Alberto Burri Retrospective: The Trauma of Painting

December 20, 2016

Alberto Burri’s (1915-1995) retrospective presented at the Guggenheim Museum in New York is his first American exhibition in over 35 years. Winding up the Frank Lloyd Wright building, Burri unveils a variety of his experiences through his works. The show is comprehensive and well curated. The viewer is exposed to a general understanding of the artist (exposing all ten of his various series’ made) as well as a tour-de-force of his masterpieces in one location. The Guggenheim is an ideal place to travel around the world of Alberto Burri.

The artist is best recognized for his Sacchi (sacks) series made of sown pieces of burlap bags, often with parts of old cloth added. However, it becomes quickly evident that his other series’ are just as strong and deserve equal recognition. Catrami (tars), Muffe (molds), Gobbi (hunchbacks), Bianchi (white), Legni (woods), Ferri (irons), Combustini Plastiche (plastic combustions) Cretti and Cellotex works all display tactile examples of the artist’s clear vision and recognizable style regardless of medium. The exhibition displays his earliest works from the postwar period made in the late 1940’s up until his latest ones from the 1990’s. Furthermore, on the top floor of this magnificent spiraling exhibition is a video installation of his architectural sculpture Cretto.

Burri began this project in the city of Gibellina in Sicily during the 1980’s in response to an earthquake that devastated the locale in 1968. Juxtaposing his Cretti work next to this video was quite appropriate. One can see the relation of these craquelure paintings with his memorial/land art Grande Cretto. The paintings were made by mixing resin with pigments and polyvinyl acetate to create an effect of destructing paint or dried up desert lake. For his project in Gibellina (invited by the mayor) “Burri instead envisioned an architectural sculpture that would cover the ruins and represent both the seismic disaster and the destroyed urban plan.” (exhibition notes). He transformed the city’s ruins into a monumental white cemented surface – Cretto. Burri refers to his Cretti paintings (1970’s) as “the energy of the surface” and his final work, Cretto is amomento mori (a dead moment). It maintains the energy of the destruction from the earthquake.

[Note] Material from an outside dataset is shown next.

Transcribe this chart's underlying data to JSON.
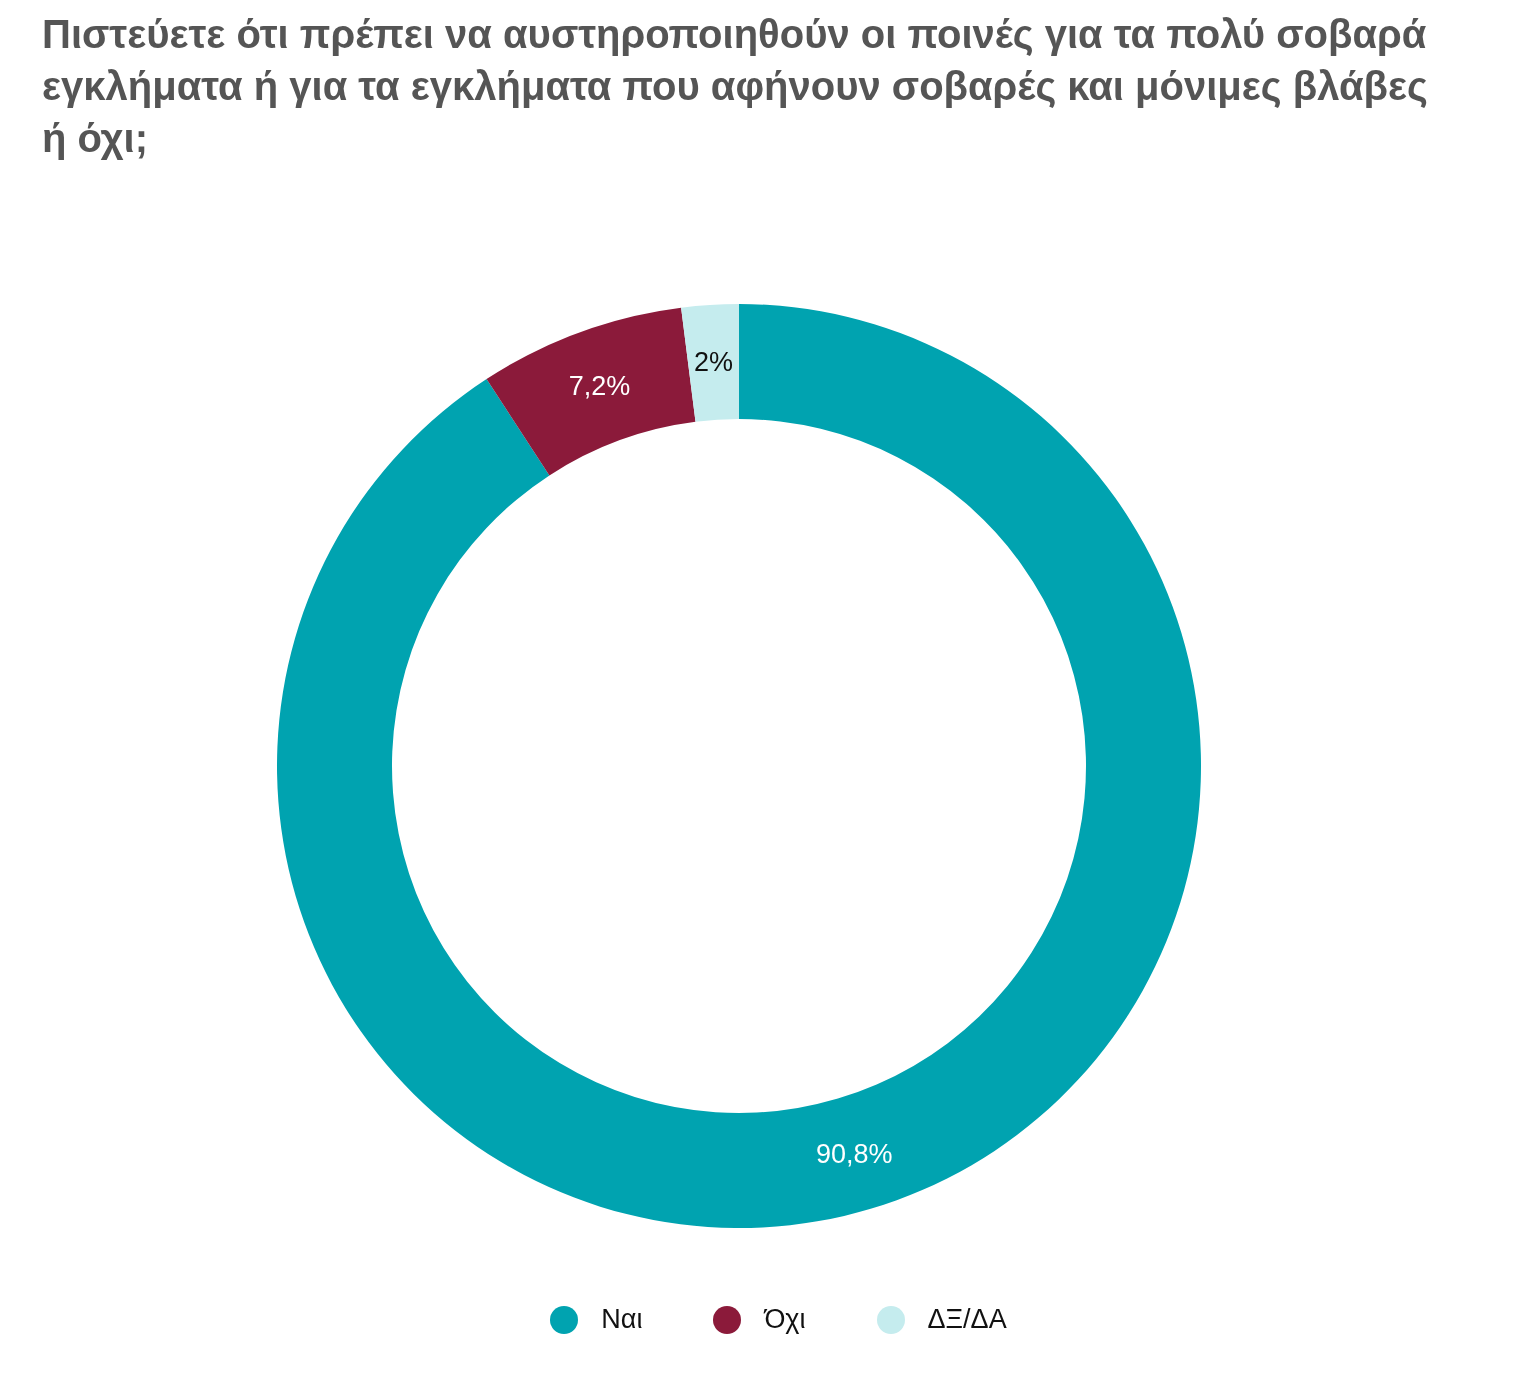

Although the show was curated chronologically, the viewer has the option early on to detour into a side room and get lost in a web of perpetual combustion. As Burri calls them, paintings combustion puts forth a magnificent experience for the viewer to absorb and reflect what is to come. In that first room three paintings from the Combustini Plastiche (plastic combustions) series are impressively displayed. His process of burning and melting plastic resembles colorless monochrome canvases. The distinction between front and back, inside and out, solid or empty space can be confused.

Through this exhibition one can clearly understand why Burri was seen as a father figure to Arte Povera – bridging the gap between art and life, nature and culture. This movement emerged in Italy in the 1960’s. The term Arte Povera was defined from curator and art critic Germano Celant in 1967. The use of commonplace, and “poor” materials are expressions of this movement. For Burri, wood, steel, plastic, and burlap sacks are all predominant mediums. Wood combustion is visible in Combustione Legno (1957), in Ferro SP iron is the material used (1961), Sacking in Red fuses sacking with vivid red pigment (1954) and red plastic in Rosso Plastca (1961). These examples reflect the nature of Arte Povera.

World War II had a devastating and momentous effect on the whole world during this time. Burri was clearly no different. A physician during the war, Burri resolved to painting as an outlet for past trauma. His work seemingly reflects these experiences. His art reveals a nuanced pattern of pieces creating a whole. Some of his work repairs while others seem to separate. All of his works are incredibly tactile. With his various techniques of burning, sowing, stitching, tearing, or layering, Burri questions and challenges the conventional notion of painting. One immediately notices his palette of colors; rust or red resembles the earth or blood from war, brown like the dirt or black as the tar on the streets. We live in a rough unforgiving world and his color, medium selections and processes reflect this reality.

The artist was named the “artist of wombs”. This label may have an initial reaction or feeling of repulsion towards his work. However, as one takes time observing and absorbing his pictures, one may feel drawn by the work and skills involved. In the pursuit of understanding through art, Burri contributes through bringing awareness and highlighting certain events or elements of importance that can speak to each individual in its own way. Perhaps revisiting the exhibition will reveal more depth to his work. There is a sense of realization and consciousness in his work.